External vs. internal metrics

I think the biggest issue with social media is not even that its mostly a waste of time and its addictiveness. The huge culprit of social media is the “likes” concept.

I’ve never thought about this being a particularly bad thing, but I now think it’s really bad.

I already knew that Instagram is so addictive because of the dopamine spikes the likes give us. Even if you try not to care, the likes act as a reward, and that provides us with a dopamine hit. That’s just evolutionary psychology, and we can’t simply opt out of it i.e., the dopamine will affect us no matter what.

The even darker side of the liking system is that it affects our mood and self-esteem. People become like little junkies craving for another hit.

It’s also devastating for artists’ creativity.

E.g., you make a certain photo, and you get a number of likes. Then you make another type of photo, and you get fewer likes. Try how much you want but you can’t but help to make a conclusion that the last one wasn’t that good and people don’t like it as much.

We have a deep-rooted need to be liked. Of course, to a certain extent, it’s possible to have an “I don’t give a fuck” mentality, but it’s not something you can just switch on.
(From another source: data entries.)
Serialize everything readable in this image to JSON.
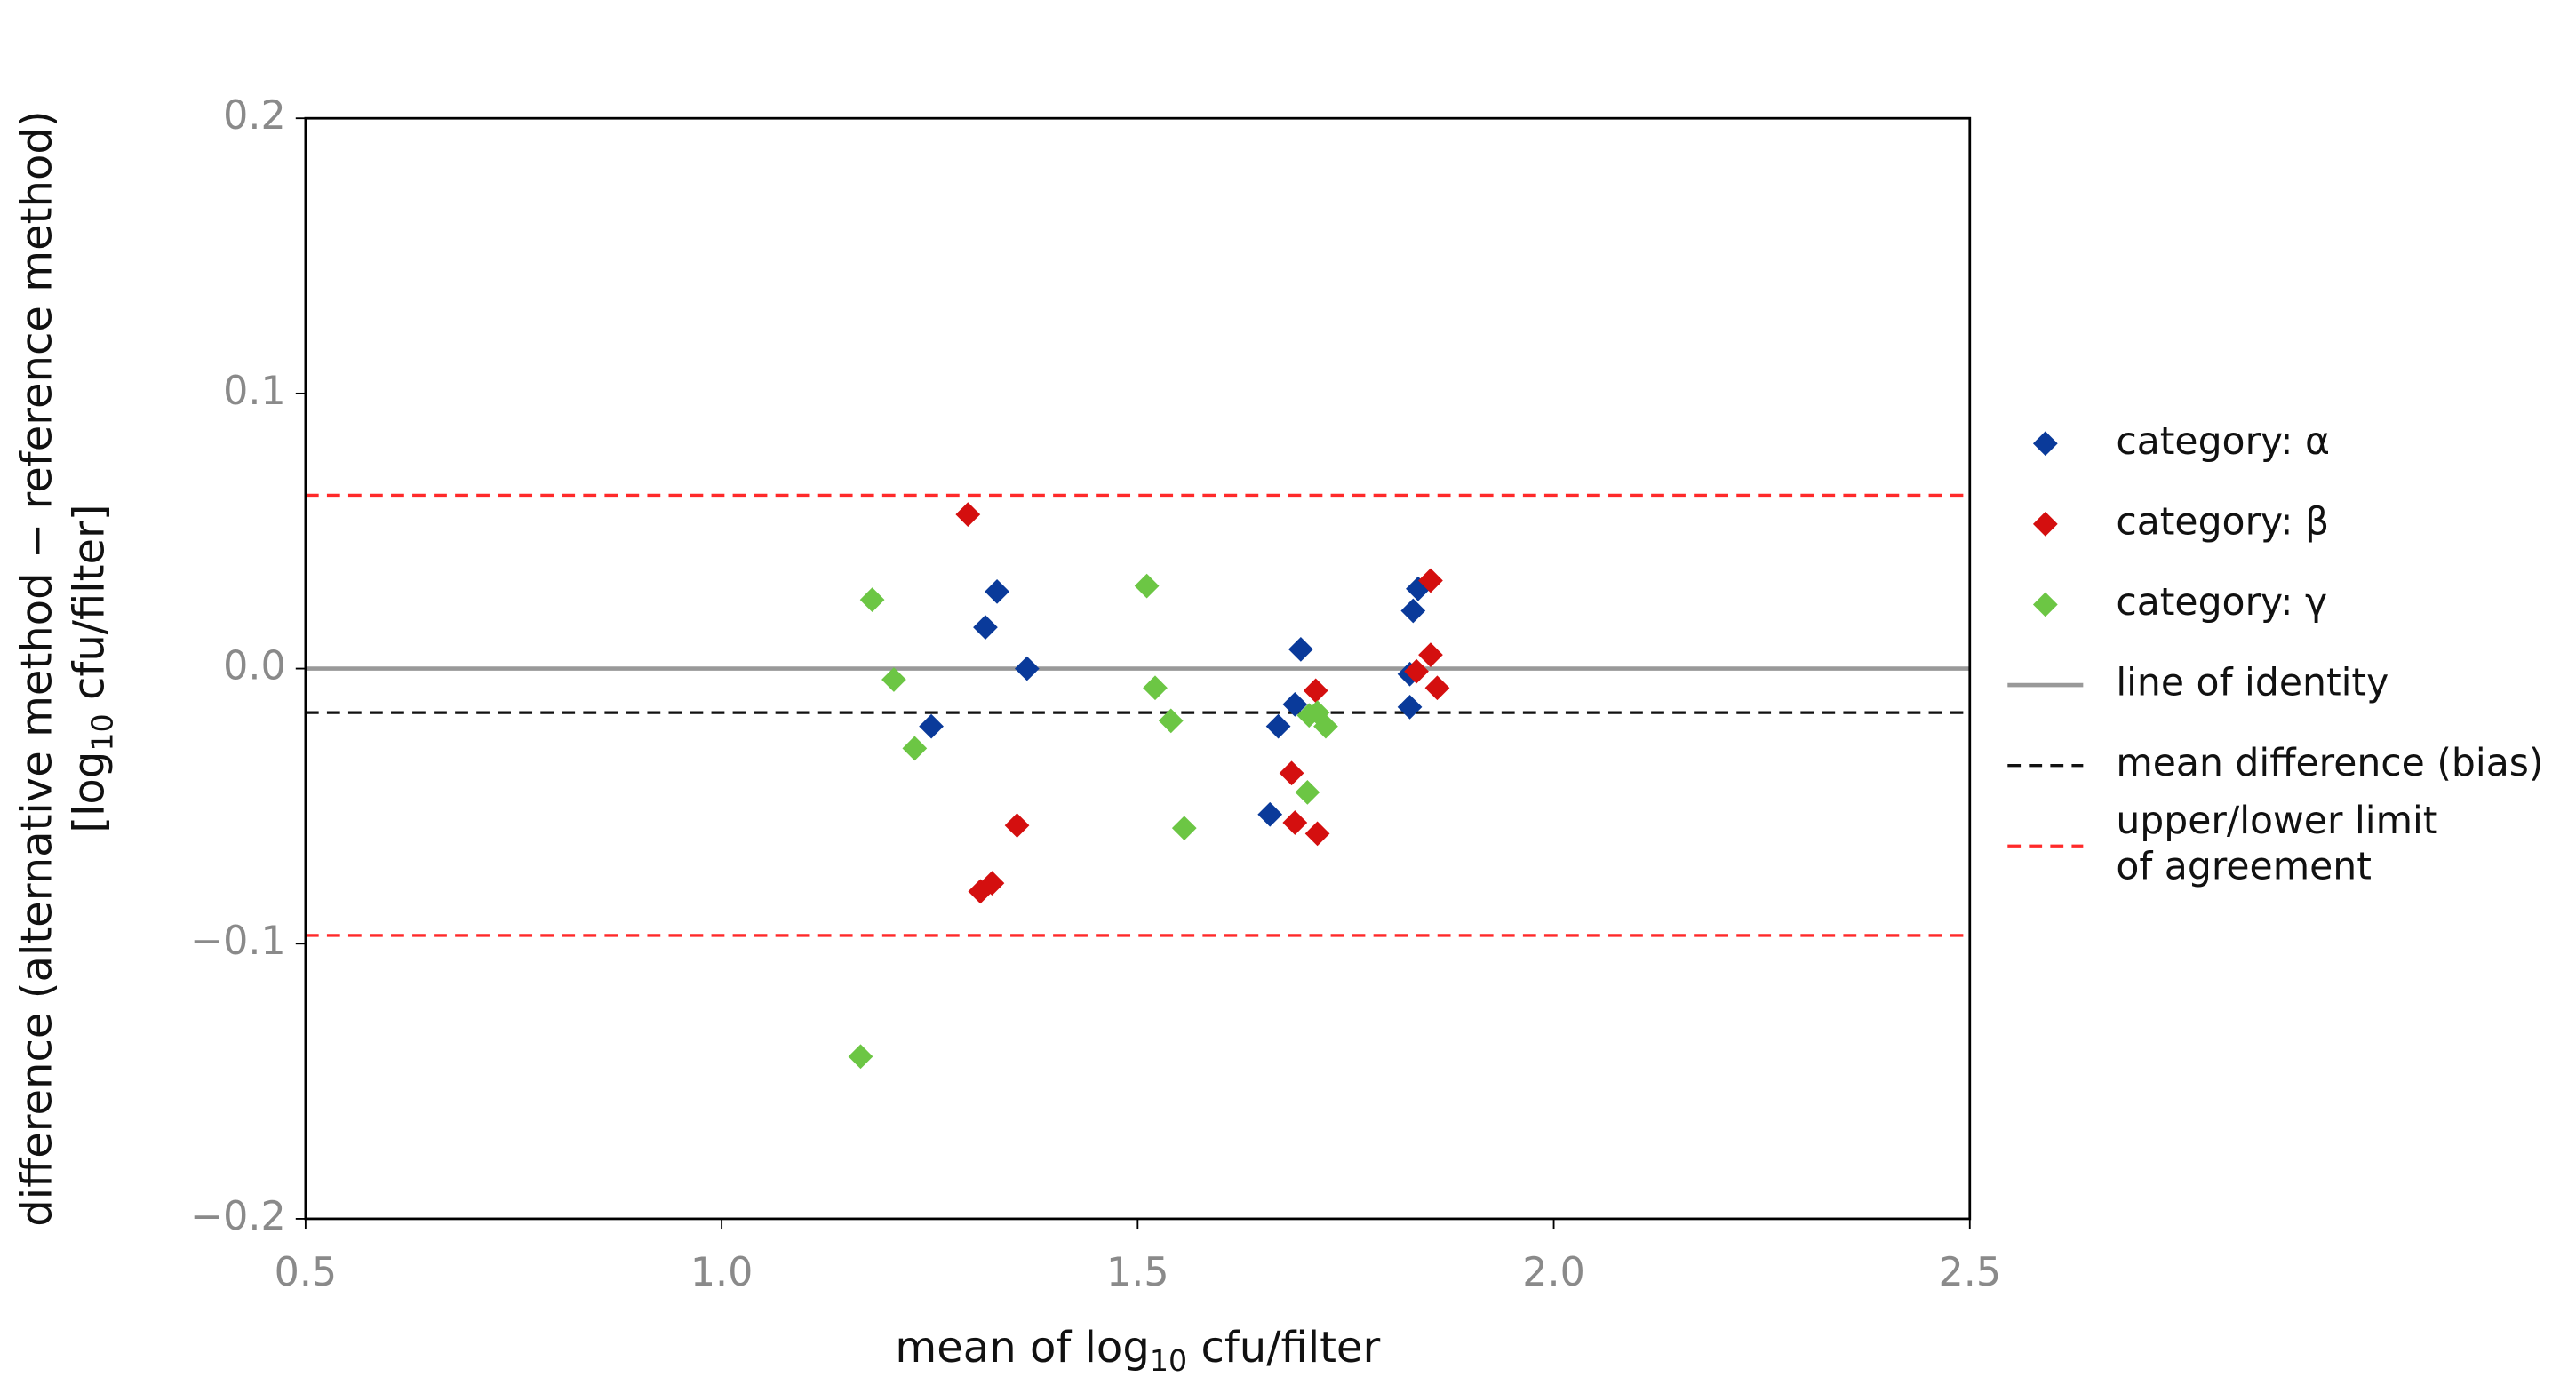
{
  "chart_data": {
    "type": "scatter",
    "x_label": [
      "mean of log",
      "10",
      " cfu/filter"
    ],
    "y_label": [
      "difference (alternative method − reference method)",
      [
        "[log",
        "10",
        " cfu/filter]"
      ]
    ],
    "xlim": [
      0.5,
      2.5
    ],
    "ylim": [
      -0.2,
      0.2
    ],
    "xticks": [
      0.5,
      {
        "value": 1.0,
        "label": "1.0"
      },
      1.5,
      {
        "value": 2.0,
        "label": "2.0"
      },
      2.5
    ],
    "yticks": [
      {
        "value": -0.2,
        "label": "−0.2"
      },
      {
        "value": -0.1,
        "label": "−0.1"
      },
      {
        "value": 0.0,
        "label": "0.0"
      },
      0.1,
      0.2
    ],
    "legend_position": "right",
    "series": [
      {
        "name": "category: α",
        "color": "#0a3a9a",
        "marker": "diamond",
        "x": [
          1.252,
          1.317,
          1.331,
          1.367,
          1.659,
          1.669,
          1.689,
          1.696,
          1.827,
          1.827,
          1.831,
          1.837
        ],
        "values": [
          -0.021,
          0.015,
          0.028,
          0.0,
          -0.053,
          -0.021,
          -0.013,
          0.007,
          -0.014,
          -0.002,
          0.021,
          0.029
        ]
      },
      {
        "name": "category: β",
        "color": "#d40f0f",
        "marker": "diamond",
        "x": [
          1.296,
          1.311,
          1.325,
          1.355,
          1.685,
          1.689,
          1.714,
          1.716,
          1.835,
          1.852,
          1.852,
          1.86
        ],
        "values": [
          0.056,
          -0.081,
          -0.078,
          -0.057,
          -0.038,
          -0.056,
          -0.008,
          -0.06,
          -0.001,
          0.032,
          0.005,
          -0.007
        ]
      },
      {
        "name": "category: γ",
        "color": "#6cc644",
        "marker": "diamond",
        "x": [
          1.167,
          1.181,
          1.207,
          1.232,
          1.511,
          1.521,
          1.54,
          1.556,
          1.704,
          1.706,
          1.716,
          1.726
        ],
        "values": [
          -0.141,
          0.025,
          -0.004,
          -0.029,
          0.03,
          -0.007,
          -0.019,
          -0.058,
          -0.045,
          -0.017,
          -0.016,
          -0.021
        ]
      }
    ],
    "reference_lines": [
      {
        "name": [
          "line of identity"
        ],
        "color": "#999999",
        "dash": "solid",
        "values": [
          0.0
        ]
      },
      {
        "name": [
          "mean difference (bias)"
        ],
        "color": "#111111",
        "dash": "dashed",
        "values": [
          -0.016
        ]
      },
      {
        "name": [
          "upper/lower limit",
          "of agreement"
        ],
        "color": "#ff2a2a",
        "dash": "dashed",
        "values": [
          0.063,
          -0.097
        ]
      }
    ]
  }
}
Instagram will affect how artists do their art. Even if slightly, but still.

The likes is the devil. It’s one of the worst inventions ever.

The data Instagram provides about our work is the external metrics. The likes and also comments provide “data” of how good or bad our art is. Getting caught up in this is dangerous.

This is also the reason I decided to opt-out of Instagram for a while. If I could turn off the likes and comments, it would be awesome, but unfortunately, there’s no option for this.

Without external metrics, we’re free to do anything. It’s honestly liberating to post pictures and articles without any heart count. It requires me to think by myself; with my own head. It forces me to use my internal metrics. My own standards.

There’s a shift from “what do people think of this?” or “I wonder if people like it” to “do I like it?”, “do I think it’s good?”.

This is the difference between external metrics (other people) and internal metrics (you, the creator).

I’m not saying to opt-out of social media. My point is that we should realize the dangers and the traps and not get suckered into these.

For artists, the best option is to build your own platform and not count on someone else’s platform.

This doesn’t apply to just photography or art. It applies to our lives in general. Instead of deciding the level of our success by external metrics, we should use internal ones instead.

E.g., you see on Facebook, that your friends are getting married and having kids and if you get blasted with such stories and images over and over again, you naturally get affected. You start to think that this is what a successful life looks like. You start to think that this is what you have to do as well.

There is no such thing as the correct way of living, and even if there is, none of us humans could possibly ever figure that out.

Use your own internal metrics to measure your success! What is a good life for you? What are the things you know you need to do, in order to consider yourself to be successful? Don’t get suckered into the social conditioning of other people.